This project began with a simple observation: people can read about the same event and come away with entirely different understandings of what happened, who mattered, what was justified, and what should be remembered. Often, those differences as much about framing as about facts. The language used, the assumptions embedded in reporting, the voices centered or excluded, and the degree of certainty a story projects.
Drawbridge is an attempt to slow that process down.
Rather than telling readers what to think, Drawbridge invites close comparison. Each page presents stories from different media outlets reporting on the same event within the same general time window. Israeli, Palestinian, and international sources are placed side by side so readers can examine not only what is being reported, but how it is being reported.
The goal is not to decide which narrative is “correct,” nor to flatten meaningful political and moral differences between sources. Instead, Drawbridge asks readers to pay attention to structure: how agency is assigned, how legitimacy is constructed, how uncertainty is communicated, and how historical context is invoked.
How To Use Drawbridge
Each Drawbridge page centers on a single event reported across multiple media contexts within the same general time window. The goal is both to compare facts and to compare framing. How do different outlets construct meaning around the same moment?
As you move between stories, pay attention to what each article chooses to foreground. Notice which details appear first, which voices are quoted most prominently, and which actors are described as active participants versus passive subjects. Small differences in sentence structure can shape how responsibility, urgency, or sympathy are perceived.
The mouse-over annotations throughout the site are designed to draw attention to recurring patterns in reporting. “Agency & Voice” highlights who is allowed to act or speak within the story. “Labels & Legitimacy” focuses on the terms used to describe people, institutions, and violence. “Certainty & Attribution” examines how claims are sourced and how confidently information is presented.
Here’s a demo:

Use your cursor to explore the text.
Many of the most important differences between articles appear through subtle linguistic choices. Words such as “confirmed,” “claimed,” “alleged,” “appears,” or “according to” can shape how reliable or uncertain information feels to a reader.
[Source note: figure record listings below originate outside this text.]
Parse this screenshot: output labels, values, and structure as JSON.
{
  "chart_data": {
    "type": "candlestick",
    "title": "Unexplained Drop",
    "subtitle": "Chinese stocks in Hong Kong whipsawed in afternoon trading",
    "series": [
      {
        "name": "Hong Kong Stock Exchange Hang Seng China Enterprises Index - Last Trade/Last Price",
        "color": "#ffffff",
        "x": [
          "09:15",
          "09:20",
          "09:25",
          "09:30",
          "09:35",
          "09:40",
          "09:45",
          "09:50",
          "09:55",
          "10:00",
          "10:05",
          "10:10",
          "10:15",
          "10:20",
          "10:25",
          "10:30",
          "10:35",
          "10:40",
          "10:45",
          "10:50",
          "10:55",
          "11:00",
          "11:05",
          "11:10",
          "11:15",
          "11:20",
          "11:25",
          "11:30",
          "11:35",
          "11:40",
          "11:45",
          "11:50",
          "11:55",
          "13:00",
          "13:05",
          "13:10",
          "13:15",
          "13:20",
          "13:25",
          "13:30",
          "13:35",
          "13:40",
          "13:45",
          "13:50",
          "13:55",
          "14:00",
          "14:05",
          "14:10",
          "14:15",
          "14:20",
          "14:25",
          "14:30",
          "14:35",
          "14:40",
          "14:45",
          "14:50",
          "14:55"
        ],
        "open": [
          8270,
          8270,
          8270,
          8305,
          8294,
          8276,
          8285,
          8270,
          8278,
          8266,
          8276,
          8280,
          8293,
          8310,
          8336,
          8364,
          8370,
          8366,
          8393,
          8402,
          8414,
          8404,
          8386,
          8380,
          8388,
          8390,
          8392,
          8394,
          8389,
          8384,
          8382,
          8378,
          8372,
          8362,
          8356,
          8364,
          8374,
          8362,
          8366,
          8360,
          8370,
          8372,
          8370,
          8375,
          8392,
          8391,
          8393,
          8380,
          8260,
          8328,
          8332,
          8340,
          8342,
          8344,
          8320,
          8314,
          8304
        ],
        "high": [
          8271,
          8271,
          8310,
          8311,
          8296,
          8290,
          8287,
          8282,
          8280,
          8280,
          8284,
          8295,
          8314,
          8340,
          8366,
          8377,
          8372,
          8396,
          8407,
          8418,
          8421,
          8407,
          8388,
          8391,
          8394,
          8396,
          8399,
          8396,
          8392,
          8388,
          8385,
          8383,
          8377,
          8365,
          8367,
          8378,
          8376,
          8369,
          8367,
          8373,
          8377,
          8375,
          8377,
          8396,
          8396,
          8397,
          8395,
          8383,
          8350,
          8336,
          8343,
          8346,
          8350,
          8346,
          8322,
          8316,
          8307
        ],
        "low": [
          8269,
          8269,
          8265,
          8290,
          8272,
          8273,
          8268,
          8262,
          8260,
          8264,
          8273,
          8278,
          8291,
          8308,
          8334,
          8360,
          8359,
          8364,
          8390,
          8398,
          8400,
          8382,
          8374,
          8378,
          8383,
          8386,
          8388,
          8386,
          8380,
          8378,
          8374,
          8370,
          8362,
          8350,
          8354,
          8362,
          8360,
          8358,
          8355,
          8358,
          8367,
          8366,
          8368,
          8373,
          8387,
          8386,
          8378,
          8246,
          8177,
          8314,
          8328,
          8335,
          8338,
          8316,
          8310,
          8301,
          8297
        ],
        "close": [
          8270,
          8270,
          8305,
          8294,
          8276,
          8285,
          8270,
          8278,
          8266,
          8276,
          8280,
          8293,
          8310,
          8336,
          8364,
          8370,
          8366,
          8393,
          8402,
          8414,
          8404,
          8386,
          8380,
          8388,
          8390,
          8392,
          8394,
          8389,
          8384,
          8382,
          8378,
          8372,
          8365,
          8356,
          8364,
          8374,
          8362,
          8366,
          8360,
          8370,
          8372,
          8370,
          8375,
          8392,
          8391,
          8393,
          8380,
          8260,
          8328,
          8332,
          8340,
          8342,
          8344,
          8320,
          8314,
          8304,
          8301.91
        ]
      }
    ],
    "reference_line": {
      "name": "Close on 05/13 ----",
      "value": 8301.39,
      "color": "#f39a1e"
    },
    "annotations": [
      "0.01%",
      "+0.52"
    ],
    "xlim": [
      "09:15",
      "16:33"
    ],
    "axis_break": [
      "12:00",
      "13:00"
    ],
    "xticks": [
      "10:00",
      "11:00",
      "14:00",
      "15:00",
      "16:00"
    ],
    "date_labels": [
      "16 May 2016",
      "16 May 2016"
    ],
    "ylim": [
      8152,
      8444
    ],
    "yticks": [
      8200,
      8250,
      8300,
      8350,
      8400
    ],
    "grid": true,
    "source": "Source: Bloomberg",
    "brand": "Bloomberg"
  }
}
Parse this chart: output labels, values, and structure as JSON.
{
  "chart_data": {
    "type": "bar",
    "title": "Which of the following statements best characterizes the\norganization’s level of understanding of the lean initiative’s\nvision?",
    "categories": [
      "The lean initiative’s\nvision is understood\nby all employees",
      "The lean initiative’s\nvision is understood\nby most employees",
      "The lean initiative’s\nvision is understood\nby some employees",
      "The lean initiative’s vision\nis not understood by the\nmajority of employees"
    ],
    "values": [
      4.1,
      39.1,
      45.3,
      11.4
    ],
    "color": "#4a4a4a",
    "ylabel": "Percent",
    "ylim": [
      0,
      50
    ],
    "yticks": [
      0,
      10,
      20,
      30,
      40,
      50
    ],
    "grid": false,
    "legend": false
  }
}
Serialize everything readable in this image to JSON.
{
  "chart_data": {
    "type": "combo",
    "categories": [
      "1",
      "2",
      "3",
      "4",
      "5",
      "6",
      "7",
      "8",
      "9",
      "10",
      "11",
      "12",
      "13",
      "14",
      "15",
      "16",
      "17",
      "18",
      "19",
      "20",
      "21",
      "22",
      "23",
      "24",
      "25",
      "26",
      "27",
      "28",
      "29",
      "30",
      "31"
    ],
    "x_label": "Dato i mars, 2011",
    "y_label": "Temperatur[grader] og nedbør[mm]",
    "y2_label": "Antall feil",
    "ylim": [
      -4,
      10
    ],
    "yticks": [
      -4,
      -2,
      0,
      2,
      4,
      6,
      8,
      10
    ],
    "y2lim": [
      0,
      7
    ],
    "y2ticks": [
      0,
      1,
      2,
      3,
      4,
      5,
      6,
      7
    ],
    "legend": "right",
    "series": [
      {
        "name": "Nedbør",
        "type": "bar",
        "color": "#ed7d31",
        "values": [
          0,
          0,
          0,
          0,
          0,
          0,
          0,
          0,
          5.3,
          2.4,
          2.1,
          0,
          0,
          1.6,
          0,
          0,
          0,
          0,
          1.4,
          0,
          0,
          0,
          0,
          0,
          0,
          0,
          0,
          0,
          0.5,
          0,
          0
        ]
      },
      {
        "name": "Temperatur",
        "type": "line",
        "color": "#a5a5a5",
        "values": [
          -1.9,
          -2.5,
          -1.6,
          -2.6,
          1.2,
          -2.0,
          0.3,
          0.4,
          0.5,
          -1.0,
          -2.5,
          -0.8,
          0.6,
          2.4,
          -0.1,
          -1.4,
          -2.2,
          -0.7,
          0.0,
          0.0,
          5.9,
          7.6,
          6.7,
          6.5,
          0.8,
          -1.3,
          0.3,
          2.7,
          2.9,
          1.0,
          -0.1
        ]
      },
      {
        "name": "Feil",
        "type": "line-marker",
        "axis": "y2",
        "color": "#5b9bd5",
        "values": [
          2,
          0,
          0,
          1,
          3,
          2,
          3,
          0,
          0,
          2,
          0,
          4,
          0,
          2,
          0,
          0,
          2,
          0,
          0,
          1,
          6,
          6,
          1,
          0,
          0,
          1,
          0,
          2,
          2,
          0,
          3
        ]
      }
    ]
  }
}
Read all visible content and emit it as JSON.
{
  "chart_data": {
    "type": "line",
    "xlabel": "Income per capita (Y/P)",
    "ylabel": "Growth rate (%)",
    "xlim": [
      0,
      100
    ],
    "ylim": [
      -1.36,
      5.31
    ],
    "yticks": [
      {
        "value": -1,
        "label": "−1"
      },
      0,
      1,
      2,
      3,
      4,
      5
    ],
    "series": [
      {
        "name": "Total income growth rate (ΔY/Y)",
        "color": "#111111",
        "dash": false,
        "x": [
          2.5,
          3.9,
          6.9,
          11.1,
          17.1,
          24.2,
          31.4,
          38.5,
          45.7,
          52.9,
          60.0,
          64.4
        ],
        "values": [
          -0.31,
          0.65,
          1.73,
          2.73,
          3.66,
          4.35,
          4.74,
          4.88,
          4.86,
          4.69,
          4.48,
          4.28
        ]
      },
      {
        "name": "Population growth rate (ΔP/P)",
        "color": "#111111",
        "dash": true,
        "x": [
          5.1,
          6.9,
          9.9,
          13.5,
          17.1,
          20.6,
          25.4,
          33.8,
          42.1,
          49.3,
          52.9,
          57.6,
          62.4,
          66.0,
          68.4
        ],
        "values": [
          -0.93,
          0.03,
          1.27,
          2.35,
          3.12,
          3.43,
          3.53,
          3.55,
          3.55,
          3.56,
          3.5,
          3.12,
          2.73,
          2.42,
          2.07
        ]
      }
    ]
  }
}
Likewise, labels such as “terrorist,” “fighter,” “civilian,” “militant,” or “resistance” often carry political and moral assumptions beyond their literal meaning.
Drawbridge does not attempt to resolve these differences or determine which narrative is correct. Instead, it encourages readers to slow down and examine how reporting itself participates in shaping public understanding.
Some contradictions may remain unresolved. Drawbridge is not designed to eliminate ambiguity, but to make it more visible.